A key aspect of SLAM is the use of these visual landmarks to build a map. As the device moves and the camera captures new parts of the scene, the system adds newly discovered features to its internal map. At the same time, it also tries to match the new images with previously captured ones to avoid duplicating landmarks. This process of continuously updating the map while keeping track of the camera's movement is what makes SLAM both powerful and complex.
Now, this is where ORB-SLAM comes in as an example of a well-known Visual-SLAM system. ORB-SLAM is short for Oriented FAST and Rotated BRIEF SLAM, and it's a real-time Visual-SLAM solution that has been widely used in robotics and computer vision. ORB-SLAM excels because it is able to identify key points from images efficiently, and it does so using two algorithms—FAST (Features from Accelerated Segment Test) and BRIEF (Binary Robust Independent Elementary Features).
FAST helps ORB-SLAM detect key points in the image, which are often sharp corners, strong edges, or other high-contrast areas that are easily trackable. BRIEF, on the other hand, is used to describe these key points by creating a unique "fingerprint" for each, allowing the system to recognize the same feature even if the camera looks at it from a different angle or distance. These key points are then matched across multiple frames, enabling ORB-SLAM to track the movement of the camera based on how the points shift relative to one another.
Once ORB-SLAM has a good set of key points, it uses them to estimate the camera's position and orientation. This involves some complex math, where the system calculates how the key points move in 3D space relative to the camera's motion. At the same time, ORB-SLAM uses this information to update its internal map of the environment.

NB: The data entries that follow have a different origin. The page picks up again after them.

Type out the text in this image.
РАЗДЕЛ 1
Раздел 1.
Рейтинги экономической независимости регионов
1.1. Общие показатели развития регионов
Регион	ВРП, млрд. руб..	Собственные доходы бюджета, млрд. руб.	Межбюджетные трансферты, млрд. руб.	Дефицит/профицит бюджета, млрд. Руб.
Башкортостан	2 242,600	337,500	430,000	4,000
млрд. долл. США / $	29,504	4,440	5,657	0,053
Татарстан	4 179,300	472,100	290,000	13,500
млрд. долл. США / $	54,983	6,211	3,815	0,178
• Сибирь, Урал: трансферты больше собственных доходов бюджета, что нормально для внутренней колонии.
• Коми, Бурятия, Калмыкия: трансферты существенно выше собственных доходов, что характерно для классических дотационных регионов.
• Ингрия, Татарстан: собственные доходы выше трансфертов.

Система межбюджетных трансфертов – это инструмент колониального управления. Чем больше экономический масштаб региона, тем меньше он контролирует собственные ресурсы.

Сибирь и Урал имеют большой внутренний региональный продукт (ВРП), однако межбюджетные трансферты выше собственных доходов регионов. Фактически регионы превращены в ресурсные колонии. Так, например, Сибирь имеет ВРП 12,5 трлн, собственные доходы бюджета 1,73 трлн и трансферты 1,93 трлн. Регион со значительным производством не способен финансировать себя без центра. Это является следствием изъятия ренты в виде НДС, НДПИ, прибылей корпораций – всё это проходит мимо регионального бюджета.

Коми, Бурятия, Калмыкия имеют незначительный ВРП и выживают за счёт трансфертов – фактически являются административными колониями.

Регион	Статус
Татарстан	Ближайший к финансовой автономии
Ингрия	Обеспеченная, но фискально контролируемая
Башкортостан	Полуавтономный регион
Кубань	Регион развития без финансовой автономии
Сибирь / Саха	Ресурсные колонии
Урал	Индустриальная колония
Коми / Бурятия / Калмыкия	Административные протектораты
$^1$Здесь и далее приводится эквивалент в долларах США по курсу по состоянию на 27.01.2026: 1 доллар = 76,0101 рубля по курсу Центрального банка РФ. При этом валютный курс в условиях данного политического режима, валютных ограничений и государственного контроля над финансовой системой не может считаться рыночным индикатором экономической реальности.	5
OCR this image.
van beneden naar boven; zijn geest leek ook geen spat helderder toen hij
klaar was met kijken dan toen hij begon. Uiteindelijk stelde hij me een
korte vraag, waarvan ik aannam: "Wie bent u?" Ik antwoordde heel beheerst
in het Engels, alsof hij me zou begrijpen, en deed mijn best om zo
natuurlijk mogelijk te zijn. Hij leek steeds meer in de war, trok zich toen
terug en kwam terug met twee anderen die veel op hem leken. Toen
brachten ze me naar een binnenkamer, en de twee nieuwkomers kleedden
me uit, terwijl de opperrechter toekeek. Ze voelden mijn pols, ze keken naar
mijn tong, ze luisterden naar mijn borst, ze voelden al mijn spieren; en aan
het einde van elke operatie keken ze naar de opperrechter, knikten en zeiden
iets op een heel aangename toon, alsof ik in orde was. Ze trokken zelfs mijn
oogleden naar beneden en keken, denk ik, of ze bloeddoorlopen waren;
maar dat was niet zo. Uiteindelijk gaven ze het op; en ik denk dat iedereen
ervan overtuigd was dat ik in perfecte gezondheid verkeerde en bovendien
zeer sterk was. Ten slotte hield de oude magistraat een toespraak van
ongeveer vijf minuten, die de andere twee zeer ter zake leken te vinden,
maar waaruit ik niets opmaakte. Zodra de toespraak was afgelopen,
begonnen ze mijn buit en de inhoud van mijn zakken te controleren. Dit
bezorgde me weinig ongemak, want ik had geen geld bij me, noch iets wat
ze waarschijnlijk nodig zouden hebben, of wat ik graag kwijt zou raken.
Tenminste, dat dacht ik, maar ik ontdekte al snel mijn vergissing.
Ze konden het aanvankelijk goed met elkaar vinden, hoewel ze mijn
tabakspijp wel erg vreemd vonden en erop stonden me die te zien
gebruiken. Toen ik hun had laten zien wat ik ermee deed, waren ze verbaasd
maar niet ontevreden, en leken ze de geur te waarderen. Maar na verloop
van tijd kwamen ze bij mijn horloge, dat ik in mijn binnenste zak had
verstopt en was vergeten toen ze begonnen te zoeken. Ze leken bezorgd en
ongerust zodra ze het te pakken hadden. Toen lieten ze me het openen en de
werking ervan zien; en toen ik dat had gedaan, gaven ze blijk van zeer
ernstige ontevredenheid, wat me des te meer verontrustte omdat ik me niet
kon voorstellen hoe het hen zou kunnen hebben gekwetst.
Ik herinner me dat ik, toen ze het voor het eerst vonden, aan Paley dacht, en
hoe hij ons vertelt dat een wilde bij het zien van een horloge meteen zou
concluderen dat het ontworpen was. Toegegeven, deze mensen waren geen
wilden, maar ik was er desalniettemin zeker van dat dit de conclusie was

If the camera revisits an area it has seen before, ORB-SLAM can recognize the previously mapped features and correct its location estimate if necessary. This process, called "loop closure," helps reduce errors in the map over time, ensuring that it remains accurate even after long periods of use.
An important aspect of ORB-SLAM is that it can work with different types of cameras. It supports monocular cameras, which capture regular 2D images, stereo cameras, which provide depth information by using two lenses, and RGB-D cameras, which combine color images with depth data. By working with these different camera types, ORB-SLAM can be used in a variety of applications, from simple robots using a single webcam to advanced drones or autonomous vehicles with more sophisticated cameras.
The beauty of Visual-SLAM, especially in the case of ORB-SLAM, is that it doesn't rely on costly sensors like LIDAR, which is commonly used in other SLAM systems. Instead, it uses affordable cameras that are much easier to integrate into small, lightweight devices. This makes Visual-SLAM especially useful for consumer-grade robotics, drones, and even augmented reality (AR) applications, where devices need to understand the space around them in real-time without expensive hardware.
Visual-SLAM is widely used today in robotics and drones, but its applications are expanding. For example, augmented reality devices like Microsoft's HoloLens and even mobile apps that offer AR functionality use similar techniques to place virtual objects within a physical environment. In these cases, Visual-SLAM helps the device understand where walls, floors, and other surfaces are, so virtual objects can interact with the real world in a convincing way.
P.S. This is my first blog, please pardon any oversights or mistakes. I'll try to make my writing better and beginner friendly with my upcoming blogs, also I will be delving deeper in the working of SLAM in upcoming work.